Overview & Description
An abdominal exploration, or laparotomy, is a surgical procedure that allows a surgeon to look inside the abdominal cavity.
Who is a candidate for the procedure?
An exploratory laparotomy is often done when a person complains of abdominal pain. It can also be performed after an injury to the abdomen. The operation allows the surgeon to examine internal organs. Disease or damage can be uncovered. In some cases, the problem can be corrected during the surgery.
How is the procedure performed?
There are two methods for performing an abdominal exploration:
Both procedures require general anesthesia. A medicine is given to put the person to sleep. A tube is inserted through the person’s mouth. This is connected to a ventilator, or artificial breathing machine.
Once the person is asleep, the surgeon begins the procedure. He or she makes a cut in the skin and enters the abdomen. A large cut is made for a laparotomy. This allows the surgeon to view the organs directly.
In a laparoscopy, the surgeon makes several small skin incisions in different parts of the abdomen. A thin tube with a light and camera on the end of it is inserted through one of the small cuts. This allows the surgeon to see the inside of the abdomen. Surgical tools are inserted through the other incisions. This lets the surgeon move or cut tissues when needed.
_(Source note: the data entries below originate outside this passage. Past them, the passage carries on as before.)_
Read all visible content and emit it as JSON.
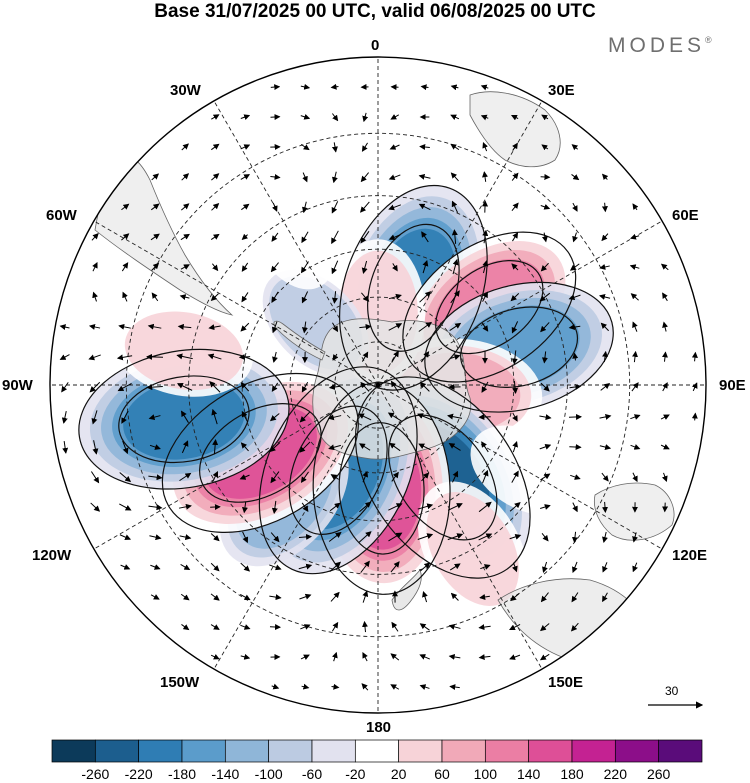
{
  "header": {
    "title": "Base 31/07/2025 00 UTC, valid 06/08/2025 00 UTC",
    "brand": "MODES",
    "brand_mark": "®"
  },
  "map": {
    "projection": "polar stereographic (south pole centered)",
    "longitude_labels": {
      "top": "0",
      "top_left": "30W",
      "top_right": "30E",
      "upper_left": "60W",
      "upper_right": "60E",
      "left": "90W",
      "right": "90E",
      "lower_left": "120W",
      "lower_right": "120E",
      "bottom_left": "150W",
      "bottom_right": "150E",
      "bottom": "180"
    },
    "reference_vector": "30",
    "anomaly_centers": [
      {
        "lon": 20,
        "lat": -55,
        "value": -190
      },
      {
        "lon": 55,
        "lat": -45,
        "value": 160
      },
      {
        "lon": 75,
        "lat": -42,
        "value": -160
      },
      {
        "lon": 95,
        "lat": -62,
        "value": 120
      },
      {
        "lon": 145,
        "lat": -52,
        "value": -220
      },
      {
        "lon": 178,
        "lat": -55,
        "value": 190
      },
      {
        "lon": -155,
        "lat": -58,
        "value": -200
      },
      {
        "lon": -140,
        "lat": -42,
        "value": -110
      },
      {
        "lon": -120,
        "lat": -45,
        "value": 190
      },
      {
        "lon": -100,
        "lat": -28,
        "value": -190
      },
      {
        "lon": -80,
        "lat": -28,
        "value": 80
      },
      {
        "lon": 0,
        "lat": -65,
        "value": 90
      },
      {
        "lon": -45,
        "lat": -60,
        "value": -60
      },
      {
        "lon": 120,
        "lat": -35,
        "value": 50
      },
      {
        "lon": 150,
        "lat": -30,
        "value": 90
      },
      {
        "lon": -30,
        "lat": -35,
        "value": 40
      }
    ]
  },
  "colorbar": {
    "ticks": [
      "-260",
      "-220",
      "-180",
      "-140",
      "-100",
      "-60",
      "-20",
      "20",
      "60",
      "100",
      "140",
      "180",
      "220",
      "260"
    ],
    "colors": [
      "#0c3a5a",
      "#1c5e8e",
      "#2f7db4",
      "#5b9ccb",
      "#8fb6d8",
      "#bccbe2",
      "#e2e2ef",
      "#ffffff",
      "#f7d3d8",
      "#f1a9b8",
      "#eb7ea4",
      "#de4f97",
      "#c42292",
      "#8c0e89",
      "#5a0c7a"
    ]
  }
}
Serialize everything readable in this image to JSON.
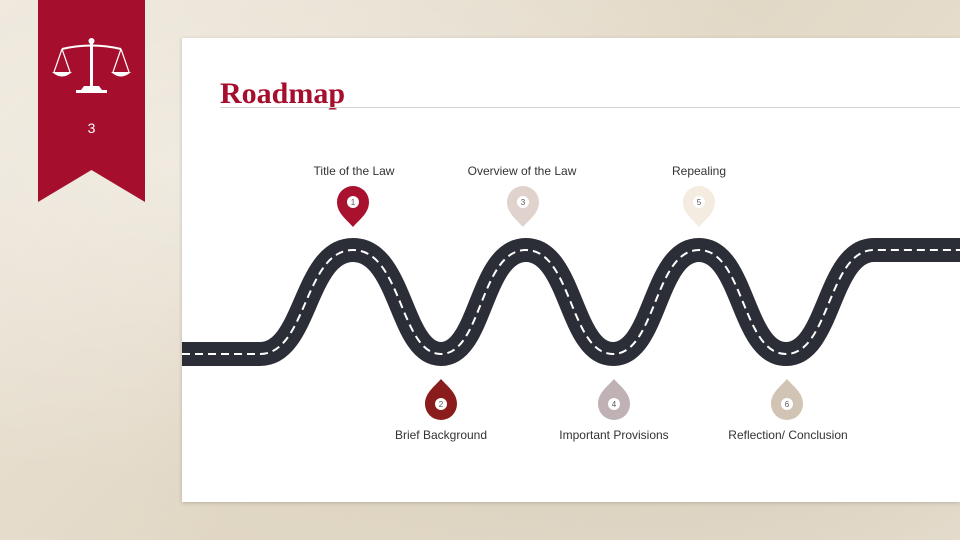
{
  "slide": {
    "page_number": "3",
    "title": "Roadmap"
  },
  "ribbon": {
    "color": "#a50f2d",
    "icon": "scales-of-justice-icon"
  },
  "road": {
    "color": "#2b2d37",
    "dash_color": "#ffffff"
  },
  "milestones": [
    {
      "number": "1",
      "label": "Title of the Law",
      "color": "#a8122e"
    },
    {
      "number": "2",
      "label": "Brief Background",
      "color": "#8b1c1c"
    },
    {
      "number": "3",
      "label": "Overview of the Law",
      "color": "#e0d3cd"
    },
    {
      "number": "4",
      "label": "Important Provisions",
      "color": "#bfb1b4"
    },
    {
      "number": "5",
      "label": "Repealing",
      "color": "#f4ece1"
    },
    {
      "number": "6",
      "label": "Reflection/ Conclusion",
      "color": "#d2c4b4"
    }
  ]
}
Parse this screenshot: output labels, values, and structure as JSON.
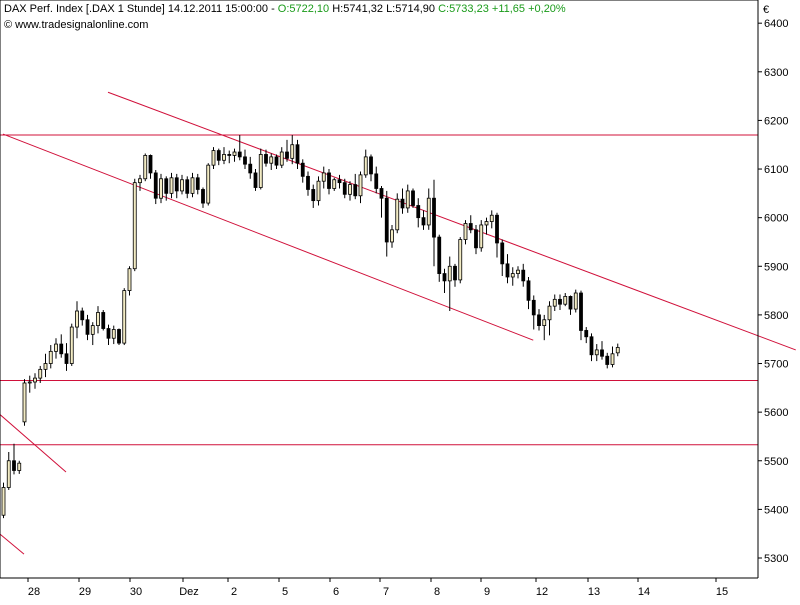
{
  "header": {
    "title": "DAX Perf. Index [.DAX  1 Stunde]",
    "datetime": "14.12.2011 15:00:00",
    "sep": "-",
    "open": "O:5722,10",
    "high": "H:5741,32",
    "low": "L:5714,90",
    "close": "C:5733,23",
    "change": "+11,65",
    "change_pct": "+0,20%",
    "source": "© www.tradesignalonline.com"
  },
  "colors": {
    "candle_body": "#f2ebc4",
    "candle_border": "#000000",
    "line": "#d0103a",
    "positive": "#1a9b1a",
    "axis": "#000000"
  },
  "chart_data": {
    "type": "candlestick",
    "title": "DAX Perf. Index [.DAX  1 Stunde]",
    "currency_label": "€",
    "ylim": [
      5260,
      6490
    ],
    "y_ticks": [
      5300,
      5400,
      5500,
      5600,
      5700,
      5800,
      5900,
      6000,
      6100,
      6200,
      6300,
      6400
    ],
    "x_ticks": [
      "28",
      "29",
      "30",
      "Dez",
      "2",
      "5",
      "6",
      "7",
      "8",
      "9",
      "12",
      "13",
      "14",
      "15"
    ],
    "grid": false,
    "horizontal_lines": [
      6170,
      5665,
      5533
    ],
    "trendlines": [
      {
        "from": [
          0,
          6172
        ],
        "to": [
          101,
          5748
        ]
      },
      {
        "from": [
          20,
          6258
        ],
        "to": [
          151,
          5728
        ]
      },
      {
        "from": [
          -1,
          5599
        ],
        "to": [
          12,
          5477
        ]
      },
      {
        "from": [
          -1,
          5353
        ],
        "to": [
          4,
          5308
        ]
      }
    ],
    "candles": [
      [
        5388,
        5455,
        5382,
        5445
      ],
      [
        5445,
        5518,
        5440,
        5500
      ],
      [
        5500,
        5535,
        5472,
        5480
      ],
      [
        5480,
        5500,
        5473,
        5495
      ],
      [
        5580,
        5668,
        5572,
        5660
      ],
      [
        5660,
        5675,
        5640,
        5662
      ],
      [
        5662,
        5680,
        5648,
        5670
      ],
      [
        5670,
        5695,
        5660,
        5688
      ],
      [
        5688,
        5720,
        5672,
        5700
      ],
      [
        5700,
        5738,
        5690,
        5725
      ],
      [
        5725,
        5752,
        5710,
        5740
      ],
      [
        5740,
        5760,
        5712,
        5720
      ],
      [
        5720,
        5742,
        5685,
        5700
      ],
      [
        5700,
        5782,
        5695,
        5775
      ],
      [
        5775,
        5828,
        5752,
        5808
      ],
      [
        5808,
        5815,
        5778,
        5790
      ],
      [
        5790,
        5800,
        5748,
        5760
      ],
      [
        5760,
        5785,
        5738,
        5778
      ],
      [
        5778,
        5818,
        5762,
        5805
      ],
      [
        5805,
        5810,
        5768,
        5772
      ],
      [
        5772,
        5780,
        5738,
        5752
      ],
      [
        5752,
        5778,
        5740,
        5770
      ],
      [
        5770,
        5772,
        5738,
        5742
      ],
      [
        5742,
        5855,
        5738,
        5850
      ],
      [
        5850,
        5900,
        5840,
        5895
      ],
      [
        5895,
        6080,
        5890,
        6072
      ],
      [
        6072,
        6088,
        6055,
        6080
      ],
      [
        6080,
        6132,
        6075,
        6128
      ],
      [
        6128,
        6130,
        6080,
        6092
      ],
      [
        6092,
        6098,
        6028,
        6040
      ],
      [
        6040,
        6090,
        6030,
        6080
      ],
      [
        6080,
        6085,
        6035,
        6050
      ],
      [
        6050,
        6092,
        6040,
        6082
      ],
      [
        6082,
        6090,
        6040,
        6055
      ],
      [
        6055,
        6088,
        6048,
        6078
      ],
      [
        6078,
        6085,
        6040,
        6050
      ],
      [
        6050,
        6092,
        6042,
        6082
      ],
      [
        6082,
        6090,
        6048,
        6058
      ],
      [
        6058,
        6062,
        6020,
        6030
      ],
      [
        6030,
        6112,
        6025,
        6108
      ],
      [
        6108,
        6145,
        6100,
        6138
      ],
      [
        6138,
        6142,
        6108,
        6118
      ],
      [
        6118,
        6145,
        6110,
        6130
      ],
      [
        6130,
        6138,
        6112,
        6128
      ],
      [
        6128,
        6142,
        6115,
        6135
      ],
      [
        6135,
        6170,
        6118,
        6125
      ],
      [
        6125,
        6140,
        6100,
        6110
      ],
      [
        6110,
        6125,
        6080,
        6092
      ],
      [
        6092,
        6100,
        6055,
        6062
      ],
      [
        6062,
        6142,
        6058,
        6130
      ],
      [
        6130,
        6140,
        6105,
        6112
      ],
      [
        6112,
        6132,
        6098,
        6125
      ],
      [
        6125,
        6130,
        6100,
        6108
      ],
      [
        6108,
        6145,
        6102,
        6135
      ],
      [
        6135,
        6160,
        6115,
        6122
      ],
      [
        6122,
        6170,
        6110,
        6150
      ],
      [
        6150,
        6160,
        6100,
        6112
      ],
      [
        6112,
        6120,
        6072,
        6085
      ],
      [
        6085,
        6095,
        6045,
        6058
      ],
      [
        6058,
        6068,
        6020,
        6035
      ],
      [
        6035,
        6085,
        6025,
        6075
      ],
      [
        6075,
        6105,
        6060,
        6092
      ],
      [
        6092,
        6100,
        6048,
        6060
      ],
      [
        6060,
        6082,
        6055,
        6078
      ],
      [
        6078,
        6088,
        6060,
        6072
      ],
      [
        6072,
        6080,
        6040,
        6048
      ],
      [
        6048,
        6075,
        6035,
        6068
      ],
      [
        6068,
        6090,
        6038,
        6045
      ],
      [
        6045,
        6095,
        6030,
        6088
      ],
      [
        6088,
        6140,
        6082,
        6125
      ],
      [
        6125,
        6130,
        6075,
        6090
      ],
      [
        6090,
        6105,
        6050,
        6060
      ],
      [
        6060,
        6065,
        6000,
        6040
      ],
      [
        6040,
        6055,
        5920,
        5950
      ],
      [
        5950,
        5985,
        5938,
        5975
      ],
      [
        5975,
        6050,
        5968,
        6038
      ],
      [
        6038,
        6060,
        6008,
        6020
      ],
      [
        6020,
        6068,
        6010,
        6055
      ],
      [
        6055,
        6060,
        6020,
        6025
      ],
      [
        6025,
        6040,
        5980,
        6000
      ],
      [
        6000,
        6015,
        5975,
        5985
      ],
      [
        5985,
        6060,
        5975,
        6040
      ],
      [
        6040,
        6078,
        5900,
        5960
      ],
      [
        5960,
        5965,
        5868,
        5885
      ],
      [
        5885,
        5895,
        5845,
        5870
      ],
      [
        5870,
        5920,
        5808,
        5900
      ],
      [
        5900,
        5905,
        5858,
        5872
      ],
      [
        5872,
        5960,
        5865,
        5955
      ],
      [
        5955,
        5995,
        5945,
        5988
      ],
      [
        5988,
        6005,
        5968,
        5975
      ],
      [
        5975,
        5985,
        5925,
        5938
      ],
      [
        5938,
        5995,
        5930,
        5985
      ],
      [
        5985,
        6000,
        5965,
        5992
      ],
      [
        5992,
        6015,
        5978,
        6005
      ],
      [
        6005,
        6010,
        5918,
        5948
      ],
      [
        5948,
        5955,
        5880,
        5905
      ],
      [
        5905,
        5925,
        5865,
        5878
      ],
      [
        5878,
        5898,
        5860,
        5885
      ],
      [
        5885,
        5900,
        5875,
        5892
      ],
      [
        5892,
        5905,
        5858,
        5870
      ],
      [
        5870,
        5878,
        5812,
        5830
      ],
      [
        5830,
        5840,
        5770,
        5800
      ],
      [
        5800,
        5812,
        5768,
        5778
      ],
      [
        5778,
        5800,
        5748,
        5790
      ],
      [
        5790,
        5828,
        5758,
        5818
      ],
      [
        5818,
        5842,
        5808,
        5832
      ],
      [
        5832,
        5842,
        5810,
        5822
      ],
      [
        5822,
        5845,
        5818,
        5838
      ],
      [
        5838,
        5840,
        5800,
        5812
      ],
      [
        5812,
        5852,
        5805,
        5845
      ],
      [
        5845,
        5850,
        5748,
        5768
      ],
      [
        5768,
        5775,
        5742,
        5755
      ],
      [
        5755,
        5762,
        5705,
        5718
      ],
      [
        5718,
        5740,
        5705,
        5728
      ],
      [
        5728,
        5746,
        5708,
        5715
      ],
      [
        5715,
        5722,
        5690,
        5698
      ],
      [
        5698,
        5735,
        5692,
        5720
      ],
      [
        5722,
        5741,
        5715,
        5733
      ]
    ]
  }
}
In both procedures, the surgeon looks at the abdominal organs. These include the intestines, liver, stomach, spleen, and pancreas. If a problem is spotted, the surgeon will often try to fix it at that time.
Preparation & Expectations
What happens right after the procedure?
After the operation is over, the person will be taken to the recovery room. It is common for the individual to feel nauseated. There may be discomfort from the incision. Pain is usually greater after a laparotomy. The doctor will prescribe medicines to reduce the nausea and discomfort. After the anesthesia has worn off, the person will return to his or her hospital room to recover. With a laparoscopy, the person can sometimes go home on the same day as the procedure.
Home Care and Complications
What happens later at home?
After the procedure, the individual’s surgeon will provide specific instructions for recovery at home. Pain medicines are often needed for a few days. The person should slowly increase his or her activity level. He or she should return to a normal diet as soon as it is tolerated. The length of the recovery time needed will depend on which procedure was performed. People undergoing a laparoscopy will be back to their normal activities much sooner. Recovery will also be affected by any problems that were found during the surgery.
What are the potential complications after the procedure?
Surgery can cause bleeding, infection, or allergic reaction to anesthesia. Any new or worsening symptoms should be reported to the healthcare provider.